A seqüência diária ou diuturna nos permite renovar os nossos critérios e
julgamentos, ao mesmo tempo em que nos livra, embora possa ser passageiro, das
forças dos dissabores projetados ou, aceitos por nós, de forma dolosa e/ou,
culposa!
Da mesma forma e, circunstância, também, o passar dos dias afastam de nós as
vitórias e, os acontecimentos benfazejos, os deixando no ostracismo, pela
passagem célere e, constante, do Tempo.
A Vida não passa por nós, pois, na verdade, somos nós que trafegamos por Ela!
Esse trânsito é seqüente até o nosso final e, tem por base o nosso procedimento
com Tudo o que nos rodeia, porém, sempre, doando para recebermos, em troca, a
oferenda em reciprocidade!
Qualquer ato honesto, expedido ou, recebido, tem que conter em si toda uma gama
de idéias e sentimentos probos, caso contrário, ocorrerão desnível, com os
emissores e, receptores se enxovalhando com a falsidade dada e, recebida!
A amenidade resultante da passagem dos dias, na azáfama hodierna, é uma “válvula
de escape” a nos proteger dos eventos aziagos com presságios maléficos que nos
atormentam, pois, Eles, a cada hora ultrapassada, Ficam para trás, nos deixando,
tão somente, a sua lembrança a se extinguir! Não fora assim, como
sobreviveríamos em paz, por exemplo: com, a perda de um ente querido?
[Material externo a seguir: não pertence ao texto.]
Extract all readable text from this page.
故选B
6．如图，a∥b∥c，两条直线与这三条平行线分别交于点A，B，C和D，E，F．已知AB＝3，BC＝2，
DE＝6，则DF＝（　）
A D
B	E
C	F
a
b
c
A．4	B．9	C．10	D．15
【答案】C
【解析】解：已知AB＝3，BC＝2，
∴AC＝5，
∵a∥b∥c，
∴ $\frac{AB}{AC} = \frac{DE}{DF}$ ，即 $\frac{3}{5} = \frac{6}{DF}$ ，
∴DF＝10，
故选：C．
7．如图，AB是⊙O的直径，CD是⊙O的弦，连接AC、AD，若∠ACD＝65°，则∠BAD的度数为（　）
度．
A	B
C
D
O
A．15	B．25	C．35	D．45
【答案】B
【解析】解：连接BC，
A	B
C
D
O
A seqüência diária só será benfazeja para quem for honesto e cumpridor dos seus
deveres dignos, pois, aos bandidos e maléficos, a cada dia que passa, é um
acumulatórios de feitos indignos, seqüentes e, inconseqüentes, onde, não
ocorrerá o abrandamento benéfico para Eles e, sim, a reincidência do... Mal!
Por falar nisso, de uns anos para cá, tenho feito de tudo para publicar os meus
20 livros, volumosos e, inéditos (Poesias, Suspense policial, Ficção estelar e
Textos), sempre me esbarrando nas parcerias pedidas pelas Editoras, onde, me
falta o “maravilhoso metal!” Porém, acreditando no passar dos dias, encontrei a
Editora Virtual Libri que, há poucos dias, publicou, gratuitamente, o meu livro:
BARACHO O GUARDIÃO DA CHAVE! (Ficção), pelo preço de DEZ REAIS, nada me cobrando
pela publicação em foco.
Peço aos amigos e, os que gostem de ficção estelar, que COMPREM o meu livro, por
meio do Site: www.virtuallibri.com
A seguir, apresento uma sinopse do livro referido:
Uma Chave que se preze terá sempre uma dupla função: A de abrir alguma coisa
ou... Fechar!
Às suas duas atribuições pode parecer antagônicas ante um observador precipitado
ou inepto, entretanto, num exame criterioso e idôneo de um observador capaz
(daqueles que dissecam tudo que lhes apresentarem como ponto passivo de
entendimento pleno e, anteriormente, aceito), Ele entenderá que não haverá
duplicidade antagônica numa Chave que abre e fecha algo, simplesmente, pelo fato
de cada ação ser completa em si própria sem deixar lacunas para a outra função
específica.
Quando abrimos qualquer coisa, descortinamos o seu interior e, quando fechamos,
nos é vedado o que foi lacrado, todavia, não é a Chave que atua e, sim, o seu
manuseador! De forma idêntica, ou aparente, uma arma de fogo não atira e um
computador não computa, sem uma mente ou, mão a manejá-los ou, os programar.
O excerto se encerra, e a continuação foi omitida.